Lotte Alberg, who owns two sex clubs in Amsterdam’s famous red-light district, is relieved to see her staff back at work. Club BonTon and Club LV both reopened this week after four months of lockdown due to the coronavirus pandemic.
News that clubs and brothels could reopen in the Netherlands from the start of July took everyone by surprise — including sex workers.
Club owners were warned that the industry would remain in lockdown because of the pandemic until September, months after all other sectors had already reopened.
But the reality is that many sex workers felt forced to work privately and illegally just to survive. Now, as the industry starts to reopen across Europe, they worry about their earnings and whether they can stay safe.

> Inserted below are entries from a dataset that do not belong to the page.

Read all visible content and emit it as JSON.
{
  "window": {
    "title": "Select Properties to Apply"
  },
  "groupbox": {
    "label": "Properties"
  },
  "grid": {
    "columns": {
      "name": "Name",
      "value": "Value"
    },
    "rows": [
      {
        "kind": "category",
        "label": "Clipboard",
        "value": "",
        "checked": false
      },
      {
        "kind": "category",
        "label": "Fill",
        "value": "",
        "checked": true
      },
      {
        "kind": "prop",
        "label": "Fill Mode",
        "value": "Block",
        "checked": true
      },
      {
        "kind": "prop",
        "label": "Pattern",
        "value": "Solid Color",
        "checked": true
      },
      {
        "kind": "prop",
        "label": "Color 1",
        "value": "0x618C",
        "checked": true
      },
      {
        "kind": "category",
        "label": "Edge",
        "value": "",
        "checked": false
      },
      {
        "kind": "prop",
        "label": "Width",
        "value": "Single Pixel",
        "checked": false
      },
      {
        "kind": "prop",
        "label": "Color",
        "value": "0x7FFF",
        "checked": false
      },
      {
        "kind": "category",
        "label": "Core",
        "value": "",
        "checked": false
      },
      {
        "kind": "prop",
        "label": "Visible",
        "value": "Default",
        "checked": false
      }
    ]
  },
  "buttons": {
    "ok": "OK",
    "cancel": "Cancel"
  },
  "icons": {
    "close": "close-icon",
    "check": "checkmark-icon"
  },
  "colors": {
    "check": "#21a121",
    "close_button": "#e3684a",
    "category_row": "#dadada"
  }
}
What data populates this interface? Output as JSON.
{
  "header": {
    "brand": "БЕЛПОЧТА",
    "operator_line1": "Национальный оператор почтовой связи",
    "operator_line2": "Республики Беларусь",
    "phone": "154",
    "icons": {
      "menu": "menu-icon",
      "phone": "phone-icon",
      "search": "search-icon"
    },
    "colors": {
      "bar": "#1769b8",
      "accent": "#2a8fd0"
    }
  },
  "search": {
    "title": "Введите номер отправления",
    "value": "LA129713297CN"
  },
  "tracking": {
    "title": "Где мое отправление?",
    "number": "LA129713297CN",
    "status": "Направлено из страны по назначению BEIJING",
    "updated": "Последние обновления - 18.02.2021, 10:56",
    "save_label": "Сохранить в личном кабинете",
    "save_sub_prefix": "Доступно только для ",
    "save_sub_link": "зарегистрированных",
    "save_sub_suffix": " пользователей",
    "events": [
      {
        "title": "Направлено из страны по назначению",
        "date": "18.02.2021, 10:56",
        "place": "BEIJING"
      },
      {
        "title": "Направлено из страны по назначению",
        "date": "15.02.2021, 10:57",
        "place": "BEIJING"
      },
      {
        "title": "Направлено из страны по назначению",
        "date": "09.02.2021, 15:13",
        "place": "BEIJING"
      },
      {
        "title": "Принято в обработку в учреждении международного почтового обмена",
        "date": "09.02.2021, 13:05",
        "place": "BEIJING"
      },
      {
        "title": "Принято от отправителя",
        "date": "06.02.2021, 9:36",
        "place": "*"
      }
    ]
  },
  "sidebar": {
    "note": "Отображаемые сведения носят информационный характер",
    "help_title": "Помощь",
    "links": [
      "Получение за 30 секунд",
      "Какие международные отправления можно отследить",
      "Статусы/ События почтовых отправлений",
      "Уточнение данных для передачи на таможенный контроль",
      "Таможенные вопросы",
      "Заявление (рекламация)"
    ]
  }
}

The Dutch administration, like most European governments, paid a percentage of workers’ wages while they were furloughed. But sex workers rarely qualify. Many who work in the industry across Europe are undocumented migrants, making them ineligible for government support. Others avoid making a claim for assistance because they do not want their families to know what they do.
Alberg says some of her staff had no choice but to continue working privately in order to survive. But it wasn’t the coronavirus they feared most, she says. The women told Alberg that clients sometimes refused to pay the agreed price, knowing that workers had little recourse to demand payment because they were working illegally.
“They were more afraid of the clients because normally, when they work for us, we say, OK, you have to pay this. And this is allowed and this is not allowed.”